Media hora después bajó Catherine, se despidió de nosotros y se fue. Obviamente, el supuesto interés en mi era puro cuento. Cinco minutos después me retiré con mis amigos que aunque no lo confesaron, estaban igual de apanicados que yo.

Lo curioso es que al salir de la casa volvió la luz.

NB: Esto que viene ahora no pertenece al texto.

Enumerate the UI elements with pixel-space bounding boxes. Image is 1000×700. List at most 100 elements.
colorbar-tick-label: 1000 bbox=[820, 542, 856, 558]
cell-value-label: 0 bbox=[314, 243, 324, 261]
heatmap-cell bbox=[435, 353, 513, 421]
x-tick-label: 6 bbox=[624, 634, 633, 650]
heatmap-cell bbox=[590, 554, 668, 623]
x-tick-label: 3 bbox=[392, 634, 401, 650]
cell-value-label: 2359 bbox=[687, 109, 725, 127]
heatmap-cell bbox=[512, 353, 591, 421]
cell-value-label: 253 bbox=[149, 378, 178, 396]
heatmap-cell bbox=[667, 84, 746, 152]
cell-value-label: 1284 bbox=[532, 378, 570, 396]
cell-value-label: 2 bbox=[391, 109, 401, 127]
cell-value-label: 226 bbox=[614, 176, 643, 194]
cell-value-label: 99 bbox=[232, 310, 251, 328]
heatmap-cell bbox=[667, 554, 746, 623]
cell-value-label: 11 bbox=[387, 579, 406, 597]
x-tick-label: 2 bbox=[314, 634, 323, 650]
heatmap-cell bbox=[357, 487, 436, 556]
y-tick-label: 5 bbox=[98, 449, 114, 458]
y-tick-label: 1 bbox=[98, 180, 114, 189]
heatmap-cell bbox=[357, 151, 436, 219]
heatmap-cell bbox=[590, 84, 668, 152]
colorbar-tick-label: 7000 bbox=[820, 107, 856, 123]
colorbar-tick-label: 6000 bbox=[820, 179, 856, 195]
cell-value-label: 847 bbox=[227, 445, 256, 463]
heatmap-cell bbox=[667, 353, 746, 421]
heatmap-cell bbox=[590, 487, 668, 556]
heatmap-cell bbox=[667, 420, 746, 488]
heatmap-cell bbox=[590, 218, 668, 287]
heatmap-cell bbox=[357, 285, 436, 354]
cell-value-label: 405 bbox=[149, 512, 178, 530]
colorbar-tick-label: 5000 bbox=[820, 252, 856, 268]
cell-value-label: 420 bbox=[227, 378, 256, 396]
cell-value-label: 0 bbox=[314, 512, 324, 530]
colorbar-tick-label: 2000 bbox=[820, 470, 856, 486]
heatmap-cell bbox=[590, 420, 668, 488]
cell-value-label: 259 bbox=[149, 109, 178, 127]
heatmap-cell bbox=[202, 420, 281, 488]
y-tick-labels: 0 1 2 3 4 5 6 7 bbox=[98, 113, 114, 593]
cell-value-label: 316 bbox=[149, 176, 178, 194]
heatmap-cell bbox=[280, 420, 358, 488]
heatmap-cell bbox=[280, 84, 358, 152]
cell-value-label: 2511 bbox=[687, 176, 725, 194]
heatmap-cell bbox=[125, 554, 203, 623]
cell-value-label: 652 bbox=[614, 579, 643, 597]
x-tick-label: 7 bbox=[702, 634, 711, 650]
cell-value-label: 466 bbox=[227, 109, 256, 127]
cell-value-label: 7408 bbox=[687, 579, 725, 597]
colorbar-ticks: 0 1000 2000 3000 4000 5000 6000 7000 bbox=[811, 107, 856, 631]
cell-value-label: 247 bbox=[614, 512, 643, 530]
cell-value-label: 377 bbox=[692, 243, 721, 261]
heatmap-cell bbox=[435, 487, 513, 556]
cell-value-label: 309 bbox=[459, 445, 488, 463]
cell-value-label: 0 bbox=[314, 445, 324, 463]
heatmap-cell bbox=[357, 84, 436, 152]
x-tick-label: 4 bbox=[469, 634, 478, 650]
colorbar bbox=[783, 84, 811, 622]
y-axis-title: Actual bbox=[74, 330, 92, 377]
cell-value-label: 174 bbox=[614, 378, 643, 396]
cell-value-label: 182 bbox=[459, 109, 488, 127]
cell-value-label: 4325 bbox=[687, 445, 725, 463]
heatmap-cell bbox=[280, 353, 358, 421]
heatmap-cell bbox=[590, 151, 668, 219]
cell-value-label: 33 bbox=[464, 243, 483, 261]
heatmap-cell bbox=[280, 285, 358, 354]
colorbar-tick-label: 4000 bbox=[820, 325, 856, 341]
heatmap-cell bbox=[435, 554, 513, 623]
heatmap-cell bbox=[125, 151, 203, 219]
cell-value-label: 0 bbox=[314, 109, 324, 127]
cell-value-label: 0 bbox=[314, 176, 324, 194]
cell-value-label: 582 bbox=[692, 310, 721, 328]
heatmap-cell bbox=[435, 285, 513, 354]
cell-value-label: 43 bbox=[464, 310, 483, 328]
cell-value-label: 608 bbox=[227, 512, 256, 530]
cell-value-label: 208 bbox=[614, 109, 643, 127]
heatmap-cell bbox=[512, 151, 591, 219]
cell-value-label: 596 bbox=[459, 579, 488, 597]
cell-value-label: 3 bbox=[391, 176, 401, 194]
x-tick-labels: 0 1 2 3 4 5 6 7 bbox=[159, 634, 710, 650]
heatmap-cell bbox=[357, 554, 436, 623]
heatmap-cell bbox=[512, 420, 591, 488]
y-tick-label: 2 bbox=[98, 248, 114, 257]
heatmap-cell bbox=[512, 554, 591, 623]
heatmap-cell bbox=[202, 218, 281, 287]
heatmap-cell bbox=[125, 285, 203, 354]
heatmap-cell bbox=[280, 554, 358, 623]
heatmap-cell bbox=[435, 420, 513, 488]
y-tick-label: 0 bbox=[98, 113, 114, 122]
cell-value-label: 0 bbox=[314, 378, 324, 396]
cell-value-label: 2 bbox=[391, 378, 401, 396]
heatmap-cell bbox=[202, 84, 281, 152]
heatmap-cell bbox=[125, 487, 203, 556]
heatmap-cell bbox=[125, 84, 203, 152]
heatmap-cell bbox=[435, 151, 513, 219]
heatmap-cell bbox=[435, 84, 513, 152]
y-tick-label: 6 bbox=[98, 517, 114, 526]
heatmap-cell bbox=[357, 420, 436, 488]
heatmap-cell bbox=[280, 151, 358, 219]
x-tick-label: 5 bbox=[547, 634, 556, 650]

Volví en noviembre de 2004 a una fiesta. En esa ocasión no se fue la luz ni pasó nada fuera de lo normal. Aunque pensándolo bien, esa casa, con o sin apariciones es uno de los lugares con más energía en los que he estado jamás. Aun en mi segunda visita, la mirada de cientos de santos y ángeles me dicen que nada en esa casa ha dejado de ser extraño.

A Catherine no la veo desde hace más de dos años.

5 comentarios:

Enakam dijo...

Vaya historia! No creo mucho en cosas sobrenaturales. Pero igual le temo a lo desconocido.

Saludos!

GOMÍS dijo...

Qué hay de plús para los que leÍmos todo???

Aquí en Bogotá el día del amor y la amistá es en septiembre... No se celebra en febrero y además no se trabaja... Lo que puede hacer el amor, cierto???

Me encantan las historias de miedo, y me encanta sentir miedo... Hace muchos años, más de 22, yo tenía una novia (no era Catherine, tampoco me gustan las reventadas) que tenía "aptitudes" para ver fantasmas y muertos y espíritus... Vaya que todo eso me parecía perverso y seductor. Finalmente crecí, y me di cuenta que podía enloquecer a su lado, y seguí unos años más con ella... Lástima que no tuvimos hijos, sino, hubiéramos puesto nuestra "escuela de mediums" para resolver casos... CHALE!!!

la dueña dijo...

uy que rico a mi me fascinan esas historias
que talexperiencia , yo hasta hora no he visto nada sobrenatural ya quisiera!
me encanta sentir ese aire y sudor ese escalofrio de miedo .

mil besitos y que bueno que no te paso nada.

Melomania dijo...

comparto contigo :tambièn odio el dia de san valentìn, es màs hasat creo que me odia el tal santo que siempre esas fechas estoy sola.

y tu forma de escribir esa experiencia me ha gustado mucho , no habran màs historias asi?

saludos

gabriel revelo dijo...

héctor: el plus es la angustia de saber que perdiste más de veinte minutos de tu vida leyendo una historia en la que al final ni paso nada interesante... aun así, gracias por el comentario. es una lastima que no hubo escuela de mediums.

melomania: historias de terror así no hay, pero lee, dentro de éste blog 'recuerdos de una noche de viernes' la publiqué el 22 de mayo. igual y te gusta.